Where will the end of the spring line up with the ruler marks?

[chazgurl4life]

A spring with k = 55 N/m hangs vertically next to a ruler. The end of the spring is next to the 15 cm mark on the ruler. If a 1.9 kg mass is now attached to the end of the spring, where will the end of the spring line up with the ruler marks?

For this porblem i used the following :

W= delta Ke + delta PR
-Force of friction= 0+ ( Pe1-Pe0) + 1/2 kx^2
-Ukmgx= MG ( Y1-Y0) + 1/2 KX^2
SO WHEN I SUBSITUTE :

-Uk(1.9 KG)(9.8M/S^2)=(1.9)(9.8) +.5(55 N/M)x^2

But now i have two variables instead of one.

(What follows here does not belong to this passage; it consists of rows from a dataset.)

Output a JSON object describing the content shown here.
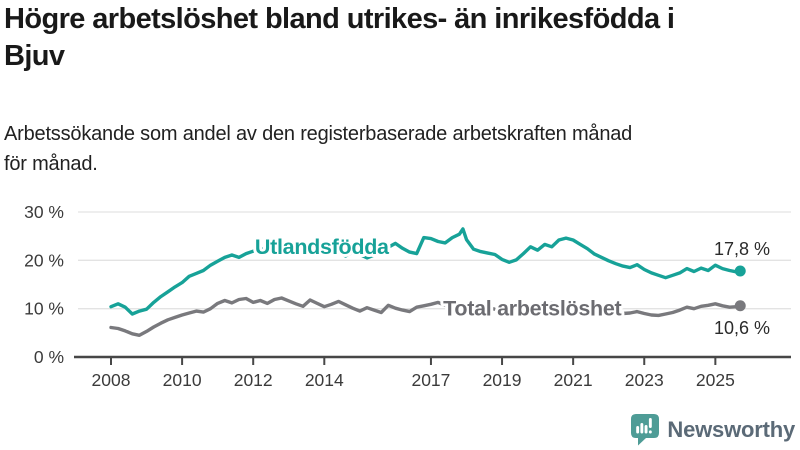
{
  "header": {
    "title_line1": "Högre arbetslöshet bland utrikes- än inrikesfödda i",
    "title_line2": "Bjuv",
    "subtitle_line1": "Arbetssökande som andel av den registerbaserade arbetskraften månad",
    "subtitle_line2": "för månad."
  },
  "footer": {
    "brand": "Newsworthy",
    "brand_icon": "newsworthy-bubble-bar-chart-icon",
    "brand_icon_color": "#4E9C96",
    "brand_text_color": "#5B6A77"
  },
  "chart_data": {
    "type": "line",
    "title": "Högre arbetslöshet bland utrikes- än inrikesfödda i Bjuv",
    "subtitle": "Arbetssökande som andel av den registerbaserade arbetskraften månad för månad.",
    "xlabel": "",
    "ylabel": "",
    "x_range": [
      2008,
      2025.75
    ],
    "ylim": [
      0,
      30
    ],
    "grid": "horizontal",
    "legend_position": "inline-labels",
    "axis_color": "#474747",
    "gridline_color": "#E3E3E3",
    "tick_label_color": "#3B3B3B",
    "end_label_color": "#2B2B2B",
    "y_ticks": [
      {
        "value": 30,
        "label": "30 %"
      },
      {
        "value": 20,
        "label": "20 %"
      },
      {
        "value": 10,
        "label": "10 %"
      },
      {
        "value": 0,
        "label": "0 %"
      }
    ],
    "x_ticks": [
      {
        "value": 2008,
        "label": "2008"
      },
      {
        "value": 2010,
        "label": "2010"
      },
      {
        "value": 2012,
        "label": "2012"
      },
      {
        "value": 2014,
        "label": "2014"
      },
      {
        "value": 2017,
        "label": "2017"
      },
      {
        "value": 2019,
        "label": "2019"
      },
      {
        "value": 2021,
        "label": "2021"
      },
      {
        "value": 2023,
        "label": "2023"
      },
      {
        "value": 2025,
        "label": "2025"
      }
    ],
    "series": [
      {
        "name": "Total arbetslöshet",
        "color": "#79797D",
        "label_color": "#6C6C71",
        "end_value": 10.6,
        "end_value_label": "10,6 %",
        "end_label_position": "below",
        "label_anchor": {
          "x": 2019.85,
          "y": 10.15
        },
        "points": [
          [
            2008.0,
            6.1
          ],
          [
            2008.2,
            5.9
          ],
          [
            2008.4,
            5.4
          ],
          [
            2008.6,
            4.8
          ],
          [
            2008.8,
            4.5
          ],
          [
            2009.0,
            5.3
          ],
          [
            2009.2,
            6.2
          ],
          [
            2009.4,
            7.0
          ],
          [
            2009.6,
            7.7
          ],
          [
            2009.8,
            8.2
          ],
          [
            2010.0,
            8.7
          ],
          [
            2010.2,
            9.1
          ],
          [
            2010.4,
            9.5
          ],
          [
            2010.6,
            9.3
          ],
          [
            2010.8,
            10.0
          ],
          [
            2011.0,
            11.1
          ],
          [
            2011.2,
            11.7
          ],
          [
            2011.4,
            11.2
          ],
          [
            2011.6,
            11.9
          ],
          [
            2011.8,
            12.1
          ],
          [
            2012.0,
            11.3
          ],
          [
            2012.2,
            11.7
          ],
          [
            2012.4,
            11.1
          ],
          [
            2012.6,
            11.9
          ],
          [
            2012.8,
            12.2
          ],
          [
            2013.0,
            11.6
          ],
          [
            2013.2,
            11.0
          ],
          [
            2013.4,
            10.5
          ],
          [
            2013.6,
            11.8
          ],
          [
            2013.8,
            11.1
          ],
          [
            2014.0,
            10.4
          ],
          [
            2014.2,
            10.9
          ],
          [
            2014.4,
            11.5
          ],
          [
            2014.6,
            10.8
          ],
          [
            2014.8,
            10.1
          ],
          [
            2015.0,
            9.5
          ],
          [
            2015.2,
            10.2
          ],
          [
            2015.4,
            9.7
          ],
          [
            2015.6,
            9.2
          ],
          [
            2015.8,
            10.7
          ],
          [
            2016.0,
            10.1
          ],
          [
            2016.2,
            9.7
          ],
          [
            2016.4,
            9.4
          ],
          [
            2016.6,
            10.3
          ],
          [
            2016.8,
            10.6
          ],
          [
            2017.0,
            10.9
          ],
          [
            2017.2,
            11.3
          ],
          [
            2017.4,
            10.7
          ],
          [
            2017.6,
            10.3
          ],
          [
            2017.8,
            10.8
          ],
          [
            2018.0,
            10.5
          ],
          [
            2018.2,
            10.0
          ],
          [
            2018.4,
            9.8
          ],
          [
            2018.6,
            10.2
          ],
          [
            2018.8,
            9.9
          ],
          [
            2019.0,
            9.6
          ],
          [
            2019.2,
            10.0
          ],
          [
            2019.4,
            9.6
          ],
          [
            2019.6,
            9.9
          ],
          [
            2019.8,
            10.3
          ],
          [
            2020.0,
            10.0
          ],
          [
            2020.2,
            10.7
          ],
          [
            2020.4,
            11.2
          ],
          [
            2020.6,
            10.9
          ],
          [
            2020.8,
            11.3
          ],
          [
            2021.0,
            11.0
          ],
          [
            2021.2,
            10.7
          ],
          [
            2021.4,
            10.3
          ],
          [
            2021.6,
            10.0
          ],
          [
            2021.8,
            9.8
          ],
          [
            2022.0,
            9.5
          ],
          [
            2022.2,
            9.2
          ],
          [
            2022.4,
            9.0
          ],
          [
            2022.6,
            9.1
          ],
          [
            2022.8,
            9.4
          ],
          [
            2023.0,
            9.0
          ],
          [
            2023.2,
            8.7
          ],
          [
            2023.4,
            8.6
          ],
          [
            2023.6,
            8.9
          ],
          [
            2023.8,
            9.2
          ],
          [
            2024.0,
            9.7
          ],
          [
            2024.2,
            10.3
          ],
          [
            2024.4,
            10.0
          ],
          [
            2024.6,
            10.5
          ],
          [
            2024.8,
            10.7
          ],
          [
            2025.0,
            11.0
          ],
          [
            2025.2,
            10.6
          ],
          [
            2025.4,
            10.3
          ],
          [
            2025.6,
            10.4
          ],
          [
            2025.7,
            10.6
          ]
        ]
      },
      {
        "name": "Utlandsfödda",
        "color": "#17A298",
        "label_color": "#17A298",
        "end_value": 17.8,
        "end_value_label": "17,8 %",
        "end_label_position": "above",
        "label_anchor": {
          "x": 2013.93,
          "y": 22.9
        },
        "points": [
          [
            2008.0,
            10.4
          ],
          [
            2008.2,
            11.0
          ],
          [
            2008.4,
            10.3
          ],
          [
            2008.6,
            8.9
          ],
          [
            2008.8,
            9.5
          ],
          [
            2009.0,
            9.9
          ],
          [
            2009.2,
            11.3
          ],
          [
            2009.4,
            12.5
          ],
          [
            2009.6,
            13.5
          ],
          [
            2009.8,
            14.5
          ],
          [
            2010.0,
            15.4
          ],
          [
            2010.2,
            16.7
          ],
          [
            2010.4,
            17.3
          ],
          [
            2010.6,
            17.9
          ],
          [
            2010.8,
            19.0
          ],
          [
            2011.0,
            19.8
          ],
          [
            2011.2,
            20.6
          ],
          [
            2011.4,
            21.1
          ],
          [
            2011.6,
            20.6
          ],
          [
            2011.8,
            21.4
          ],
          [
            2012.0,
            21.9
          ],
          [
            2012.2,
            22.5
          ],
          [
            2012.4,
            21.9
          ],
          [
            2012.6,
            22.6
          ],
          [
            2012.8,
            22.2
          ],
          [
            2013.0,
            22.9
          ],
          [
            2013.2,
            23.4
          ],
          [
            2013.4,
            22.8
          ],
          [
            2013.6,
            23.2
          ],
          [
            2013.8,
            23.6
          ],
          [
            2014.0,
            23.0
          ],
          [
            2014.2,
            22.3
          ],
          [
            2014.4,
            21.6
          ],
          [
            2014.6,
            20.9
          ],
          [
            2014.8,
            21.7
          ],
          [
            2015.0,
            21.2
          ],
          [
            2015.2,
            20.5
          ],
          [
            2015.4,
            21.1
          ],
          [
            2015.6,
            21.8
          ],
          [
            2015.8,
            22.7
          ],
          [
            2016.0,
            23.5
          ],
          [
            2016.2,
            22.5
          ],
          [
            2016.4,
            21.7
          ],
          [
            2016.6,
            21.4
          ],
          [
            2016.8,
            24.7
          ],
          [
            2017.0,
            24.5
          ],
          [
            2017.2,
            23.9
          ],
          [
            2017.4,
            23.6
          ],
          [
            2017.6,
            24.7
          ],
          [
            2017.8,
            25.4
          ],
          [
            2017.9,
            26.5
          ],
          [
            2018.0,
            24.3
          ],
          [
            2018.2,
            22.3
          ],
          [
            2018.4,
            21.8
          ],
          [
            2018.6,
            21.5
          ],
          [
            2018.8,
            21.2
          ],
          [
            2019.0,
            20.2
          ],
          [
            2019.2,
            19.6
          ],
          [
            2019.4,
            20.1
          ],
          [
            2019.6,
            21.4
          ],
          [
            2019.8,
            22.8
          ],
          [
            2020.0,
            22.1
          ],
          [
            2020.2,
            23.3
          ],
          [
            2020.4,
            22.8
          ],
          [
            2020.6,
            24.2
          ],
          [
            2020.8,
            24.6
          ],
          [
            2021.0,
            24.2
          ],
          [
            2021.2,
            23.3
          ],
          [
            2021.4,
            22.4
          ],
          [
            2021.6,
            21.3
          ],
          [
            2021.8,
            20.6
          ],
          [
            2022.0,
            19.9
          ],
          [
            2022.2,
            19.3
          ],
          [
            2022.4,
            18.8
          ],
          [
            2022.6,
            18.5
          ],
          [
            2022.8,
            19.1
          ],
          [
            2023.0,
            18.1
          ],
          [
            2023.2,
            17.4
          ],
          [
            2023.4,
            16.9
          ],
          [
            2023.6,
            16.4
          ],
          [
            2023.8,
            16.9
          ],
          [
            2024.0,
            17.4
          ],
          [
            2024.2,
            18.3
          ],
          [
            2024.4,
            17.7
          ],
          [
            2024.6,
            18.4
          ],
          [
            2024.8,
            17.9
          ],
          [
            2025.0,
            19.0
          ],
          [
            2025.2,
            18.3
          ],
          [
            2025.4,
            17.9
          ],
          [
            2025.6,
            17.6
          ],
          [
            2025.7,
            17.8
          ]
        ]
      }
    ]
  }
}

now when using this equation to solve I am become confused because there isn't a coefficient given. I just wanted to know if i could use any other equations

 

[cepheid]

W= delta Ke + delta PR
-Force of friction

Well, this equation doesn't make a lot of sense. If W is the work done, and delta Ke is the change in kinetic energy, than these two are equal, by the work energy theorem. What is delta PR?

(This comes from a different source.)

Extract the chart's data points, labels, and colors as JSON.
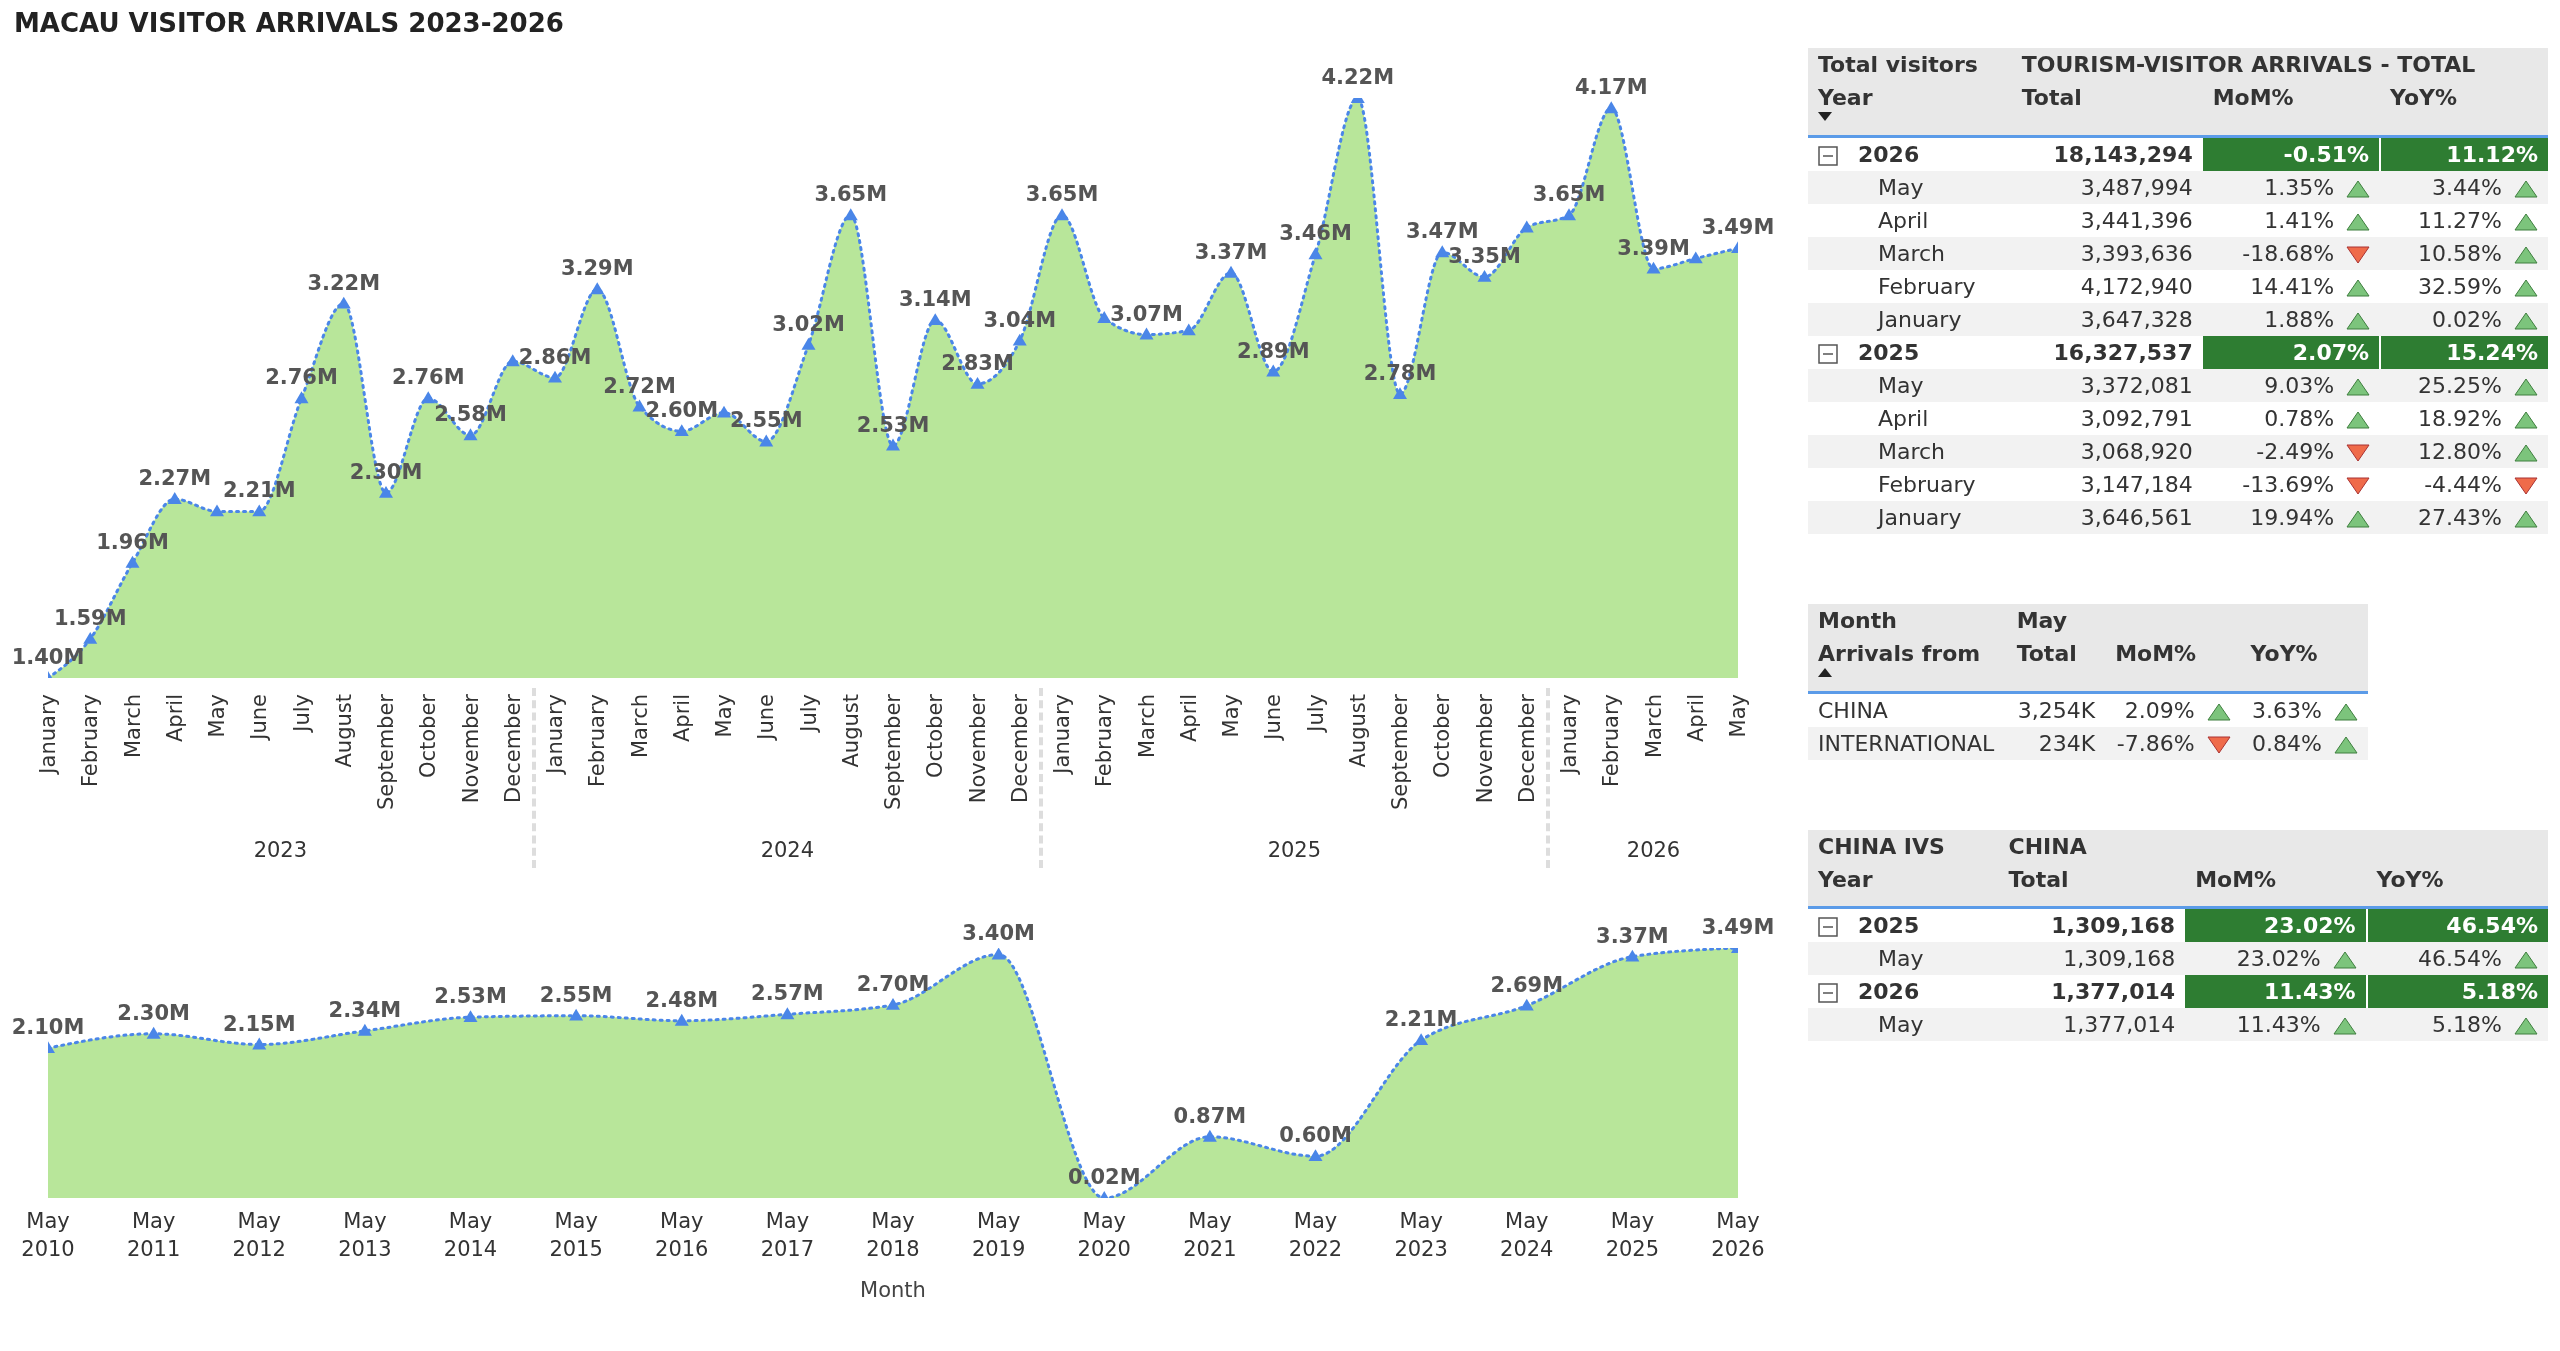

Why have you included friction? What is there in this system that you think would cause a significant amount of friction?

I think that energy analysis may not be the best way to go. There is probably another method of solving the problem. Hint: what condition must be satisfied for the mass to stop moving?

 

[chazgurl4life]

im sorry delta Pr= Delta Pe ...just a typo

my professor suggested we use the above equation to solve the problem

for the mass to stop moving: shouldn't the force of the string stop from the mass moving vertically along the ruler.

 

[topsquark]

im sorry delta Pr= Delta Pe ...just a typo

my professor suggested we use the above equation to solve the problem

for the mass to stop moving: shouldn't the force of the string stop from the mass moving vertically along the ruler.

I'm confused about two things. First, where the heck did the friction come from? If the mass is falling on the end of the spring, it isn't rubbing up against anything to create friction. Second, what precisely are you solving for when you say "where will the end of the spring line up with the ruler marks?" I would normally say we are looking for where the mass ends up when it's stationary, but the equation you are using seems to imply you are letting the mass drop and are looking for the lowest point in the oscillation.

Last thing:

-Force of friction= 0+ ( Pe1-Pe0) + 1/2 kx^2

You seem to be equating a force with an energy. Careful!

-Dan

 

[plusaf]

A spring with k = 55 N/m hangs vertically next to a ruler. The end of the spring is next to the 15 cm mark on the ruler. If a 1.9 kg mass is now attached to the end of the spring, where will the end of the spring line up with the ruler marks?

For this porblem i used the following :

W= delta Ke + delta PR
-Force of friction= 0+ ( Pe1-Pe0) + 1/2 kx^2
-Ukmgx= MG ( Y1-Y0) + 1/2 KX^2
SO WHEN I SUBSITUTE :

-Uk(1.9 KG)(9.8M/S^2)=(1.9)(9.8) +.5(55 N/M)x^2

But now i have two variables instead of one.

now when using this equation to solve I am become confused because there isn't a coefficient given. I just wanted to know if i could use any other equations

um, I'm a little confused.
you know the coeffecient for the spring, which says that if you pull on it with a force of 55N, it will stretch 1m.

you hang a 1.9kg mass on the end of the spring.
it stretches to a new length.

can you figure out how many N of force the 1.9kg mass exerts on the end of the spring?

the spring coefficient essentially tells how far it will stretch for a given force on it. in the Earth's gravitational field, how many Newtons of force will the 1.9kg mass pull on the end of the spring.

f=kx?

did i miss something??